Photoinduced dynamics of electronic, structural and magnetic order in quantum materials
Quantum materials exhibit a variety of different phases that arise from the competition between different degrees of freedom – electronic, structural, spin and orbital. Ultrafast techniques enable a selective investigation of the dynamical response of these different subsystems through a careful choice of pump and probe characteristics.
I will present results of studies in different quantum materials using ultrafast pulses in the optical, THz and x-ray frequency ranges.
TbMnO3 is a prototypical multiferroic, where ferroelectric polarization arises from a cycloidal magnetic order below 27 K. The prospect of electric field control of magnetization dynamics makes multiferroic systems extremely appealing, in particular in the context of ultrafast magnetic switching. Using ultrafast x-ray pulses we have investigated the magnetic order and structural dynamics in TbMnO_3 following optical and THz excitation, shedding light onto the demagnetization pathways in this system.
Mott insulators are archetypal examples of quantum materials, which have generated strong interest due in part to the insulator-to-metal transition that some exhibit when the balance between on-site Coulomb repulsion and hopping is overturned. Some Mott insulators exhibit an abrupt drop in resistivity under the application of electric fields with durations of a few tens of microseconds, with typical threshold fields on the order of 1-10 kV/cm. Quasi-dc electric fields well in excess of 1 – 10 kV/cm can currently be generated with ultrashort pulses in the low frequency or THz range, which enables the investigation of the sub-picosecond dynamics of the electric field driven Mott transition. I will present our results on THz driven dynamics in GaTa_4Se_8, a Mott insulator which exhibits clear electrical Mott transitions.

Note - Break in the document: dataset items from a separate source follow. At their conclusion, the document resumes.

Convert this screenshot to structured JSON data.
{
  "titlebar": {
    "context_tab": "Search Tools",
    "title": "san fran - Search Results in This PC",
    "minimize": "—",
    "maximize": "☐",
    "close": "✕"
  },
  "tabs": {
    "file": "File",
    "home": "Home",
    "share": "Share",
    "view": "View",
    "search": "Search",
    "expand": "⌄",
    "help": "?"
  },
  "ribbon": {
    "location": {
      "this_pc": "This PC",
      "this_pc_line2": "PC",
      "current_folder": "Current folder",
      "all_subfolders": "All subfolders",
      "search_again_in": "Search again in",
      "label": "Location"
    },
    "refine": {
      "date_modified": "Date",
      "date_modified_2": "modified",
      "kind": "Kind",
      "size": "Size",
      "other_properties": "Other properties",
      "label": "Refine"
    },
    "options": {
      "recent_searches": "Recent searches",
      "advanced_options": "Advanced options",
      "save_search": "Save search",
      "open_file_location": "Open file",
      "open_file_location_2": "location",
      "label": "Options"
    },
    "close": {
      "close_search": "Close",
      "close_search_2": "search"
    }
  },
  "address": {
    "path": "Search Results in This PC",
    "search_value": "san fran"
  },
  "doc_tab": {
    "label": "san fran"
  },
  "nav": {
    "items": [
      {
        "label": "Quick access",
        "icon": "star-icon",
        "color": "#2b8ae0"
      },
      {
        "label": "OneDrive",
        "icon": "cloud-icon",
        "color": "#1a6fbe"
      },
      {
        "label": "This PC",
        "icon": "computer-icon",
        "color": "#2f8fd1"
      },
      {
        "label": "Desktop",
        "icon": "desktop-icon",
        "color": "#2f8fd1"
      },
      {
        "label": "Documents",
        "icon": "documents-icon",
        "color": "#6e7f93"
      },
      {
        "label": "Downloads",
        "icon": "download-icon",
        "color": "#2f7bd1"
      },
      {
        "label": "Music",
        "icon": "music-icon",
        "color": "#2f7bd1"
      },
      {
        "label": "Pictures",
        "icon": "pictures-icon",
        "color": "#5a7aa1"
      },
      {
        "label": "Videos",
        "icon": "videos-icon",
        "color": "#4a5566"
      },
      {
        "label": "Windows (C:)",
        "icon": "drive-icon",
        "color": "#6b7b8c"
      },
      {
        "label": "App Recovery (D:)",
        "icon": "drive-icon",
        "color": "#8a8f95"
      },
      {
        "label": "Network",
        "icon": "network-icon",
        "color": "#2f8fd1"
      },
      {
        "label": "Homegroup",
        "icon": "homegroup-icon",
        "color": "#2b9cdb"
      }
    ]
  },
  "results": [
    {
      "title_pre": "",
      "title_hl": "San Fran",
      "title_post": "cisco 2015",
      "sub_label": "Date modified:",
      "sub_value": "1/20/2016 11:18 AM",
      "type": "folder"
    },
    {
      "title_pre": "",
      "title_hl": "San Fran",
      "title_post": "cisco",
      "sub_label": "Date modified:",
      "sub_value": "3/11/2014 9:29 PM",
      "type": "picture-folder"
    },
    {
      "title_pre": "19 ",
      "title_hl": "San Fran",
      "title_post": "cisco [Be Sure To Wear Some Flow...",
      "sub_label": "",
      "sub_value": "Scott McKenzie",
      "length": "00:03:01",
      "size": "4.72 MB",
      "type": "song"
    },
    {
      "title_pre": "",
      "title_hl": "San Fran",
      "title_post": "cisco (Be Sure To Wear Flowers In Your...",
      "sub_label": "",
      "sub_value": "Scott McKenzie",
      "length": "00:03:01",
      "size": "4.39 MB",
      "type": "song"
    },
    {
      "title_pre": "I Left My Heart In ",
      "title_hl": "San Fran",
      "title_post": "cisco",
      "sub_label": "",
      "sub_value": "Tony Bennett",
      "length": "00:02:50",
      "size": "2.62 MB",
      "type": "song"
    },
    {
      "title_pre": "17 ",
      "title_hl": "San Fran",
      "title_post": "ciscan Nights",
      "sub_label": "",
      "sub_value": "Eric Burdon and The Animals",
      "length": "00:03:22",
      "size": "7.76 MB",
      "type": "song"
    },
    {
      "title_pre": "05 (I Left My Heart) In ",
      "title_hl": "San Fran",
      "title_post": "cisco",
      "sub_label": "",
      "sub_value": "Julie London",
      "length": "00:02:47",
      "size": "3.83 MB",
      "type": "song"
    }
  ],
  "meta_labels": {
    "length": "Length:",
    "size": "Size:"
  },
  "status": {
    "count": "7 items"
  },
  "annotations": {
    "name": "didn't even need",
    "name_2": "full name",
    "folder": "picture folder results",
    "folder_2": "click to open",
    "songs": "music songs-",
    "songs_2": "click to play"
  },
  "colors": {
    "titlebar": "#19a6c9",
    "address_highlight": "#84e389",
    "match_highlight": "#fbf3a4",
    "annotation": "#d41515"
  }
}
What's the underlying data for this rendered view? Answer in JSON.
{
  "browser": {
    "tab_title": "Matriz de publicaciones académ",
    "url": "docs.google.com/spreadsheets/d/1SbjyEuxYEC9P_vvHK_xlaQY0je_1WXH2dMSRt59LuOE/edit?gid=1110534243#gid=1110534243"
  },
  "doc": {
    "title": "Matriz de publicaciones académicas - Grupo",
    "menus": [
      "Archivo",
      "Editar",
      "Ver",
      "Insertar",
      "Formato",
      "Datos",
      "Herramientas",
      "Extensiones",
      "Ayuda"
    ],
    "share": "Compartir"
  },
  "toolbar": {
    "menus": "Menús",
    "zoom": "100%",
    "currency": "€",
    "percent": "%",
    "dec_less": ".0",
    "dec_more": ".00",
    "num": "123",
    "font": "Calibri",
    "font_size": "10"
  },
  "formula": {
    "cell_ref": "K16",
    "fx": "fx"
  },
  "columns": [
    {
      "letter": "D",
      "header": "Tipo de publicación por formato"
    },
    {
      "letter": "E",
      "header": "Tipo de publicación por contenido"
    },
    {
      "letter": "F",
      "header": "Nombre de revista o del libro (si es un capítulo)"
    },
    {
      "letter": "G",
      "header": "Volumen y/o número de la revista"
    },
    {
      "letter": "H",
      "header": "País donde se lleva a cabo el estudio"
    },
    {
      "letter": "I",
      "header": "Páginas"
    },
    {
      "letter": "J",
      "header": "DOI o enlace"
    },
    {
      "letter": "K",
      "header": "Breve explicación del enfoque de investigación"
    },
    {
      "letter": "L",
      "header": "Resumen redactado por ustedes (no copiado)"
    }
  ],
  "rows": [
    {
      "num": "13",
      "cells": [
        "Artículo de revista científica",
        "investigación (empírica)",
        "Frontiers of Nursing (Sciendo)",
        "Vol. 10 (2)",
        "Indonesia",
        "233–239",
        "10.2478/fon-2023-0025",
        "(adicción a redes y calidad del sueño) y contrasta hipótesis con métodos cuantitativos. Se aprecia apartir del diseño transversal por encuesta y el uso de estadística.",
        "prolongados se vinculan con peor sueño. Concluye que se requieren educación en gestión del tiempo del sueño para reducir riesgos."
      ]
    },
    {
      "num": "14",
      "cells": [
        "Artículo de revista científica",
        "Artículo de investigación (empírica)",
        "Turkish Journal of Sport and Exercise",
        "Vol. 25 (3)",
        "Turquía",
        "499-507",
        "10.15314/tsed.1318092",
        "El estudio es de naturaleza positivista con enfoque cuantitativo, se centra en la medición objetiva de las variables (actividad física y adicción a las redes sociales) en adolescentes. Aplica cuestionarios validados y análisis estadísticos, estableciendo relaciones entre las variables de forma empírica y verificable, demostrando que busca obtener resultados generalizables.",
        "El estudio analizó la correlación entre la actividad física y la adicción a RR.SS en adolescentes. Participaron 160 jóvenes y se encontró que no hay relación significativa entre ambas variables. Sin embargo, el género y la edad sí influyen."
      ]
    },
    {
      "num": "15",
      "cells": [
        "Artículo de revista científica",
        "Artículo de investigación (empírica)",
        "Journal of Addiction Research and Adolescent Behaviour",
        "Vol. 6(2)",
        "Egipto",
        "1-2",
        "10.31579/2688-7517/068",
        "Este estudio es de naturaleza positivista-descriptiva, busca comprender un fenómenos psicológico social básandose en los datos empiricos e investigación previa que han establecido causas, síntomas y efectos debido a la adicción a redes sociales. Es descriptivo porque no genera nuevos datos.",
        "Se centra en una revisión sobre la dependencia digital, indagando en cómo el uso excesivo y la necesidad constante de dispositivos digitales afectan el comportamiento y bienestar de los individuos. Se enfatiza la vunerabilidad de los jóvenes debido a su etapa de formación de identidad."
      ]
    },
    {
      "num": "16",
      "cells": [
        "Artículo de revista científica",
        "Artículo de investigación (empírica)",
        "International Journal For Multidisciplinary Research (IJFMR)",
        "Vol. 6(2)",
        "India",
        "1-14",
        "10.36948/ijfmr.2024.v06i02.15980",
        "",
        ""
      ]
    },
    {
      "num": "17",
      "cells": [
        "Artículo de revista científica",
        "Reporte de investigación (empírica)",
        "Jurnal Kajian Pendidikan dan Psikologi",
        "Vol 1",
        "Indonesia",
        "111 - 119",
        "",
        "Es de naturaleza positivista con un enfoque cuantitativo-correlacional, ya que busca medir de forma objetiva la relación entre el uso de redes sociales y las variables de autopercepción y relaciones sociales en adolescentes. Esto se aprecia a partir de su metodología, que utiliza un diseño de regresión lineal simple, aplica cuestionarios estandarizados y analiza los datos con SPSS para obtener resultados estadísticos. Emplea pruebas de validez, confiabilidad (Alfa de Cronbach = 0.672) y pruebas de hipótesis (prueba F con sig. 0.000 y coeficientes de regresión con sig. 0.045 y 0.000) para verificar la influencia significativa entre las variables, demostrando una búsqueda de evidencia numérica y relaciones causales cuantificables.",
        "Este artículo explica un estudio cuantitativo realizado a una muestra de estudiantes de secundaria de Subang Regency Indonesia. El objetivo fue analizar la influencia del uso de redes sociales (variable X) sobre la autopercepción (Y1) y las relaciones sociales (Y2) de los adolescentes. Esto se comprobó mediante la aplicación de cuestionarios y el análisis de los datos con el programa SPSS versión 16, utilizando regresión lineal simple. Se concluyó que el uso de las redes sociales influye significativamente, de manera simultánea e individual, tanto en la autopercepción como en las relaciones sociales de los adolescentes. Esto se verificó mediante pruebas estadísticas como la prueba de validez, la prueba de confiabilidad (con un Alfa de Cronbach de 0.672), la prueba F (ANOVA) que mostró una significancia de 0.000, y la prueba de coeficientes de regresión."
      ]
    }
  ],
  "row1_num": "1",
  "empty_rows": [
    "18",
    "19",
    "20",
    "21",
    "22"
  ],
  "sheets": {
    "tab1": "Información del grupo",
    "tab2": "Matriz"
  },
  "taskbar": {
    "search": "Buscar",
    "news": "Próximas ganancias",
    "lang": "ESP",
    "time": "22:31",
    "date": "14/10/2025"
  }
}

Elsa Abreu is a Senior Research Assistant in the Physics Department of ETH Zürich. In 2018 she was awarded a four-year Ambizione Grant from the Swiss National Science Foundation for her project on "Exploring superconductivity pathways in low-dimensional spin-ladder and spin-chain compounds", and has since then been leading a team as a part of the Ultrafast Dynamics Group.
She obtained her BSc in Physics from the Instituto Superior Técnico and her MSc at Instituto Superior Técnico and Uppsala University, Sweden. In 2014 she graduated with her PhD in Physics from Boston University, MA, USA, and then moved to Switzerland to work as a postdoctoral fellow at ETH Zürich.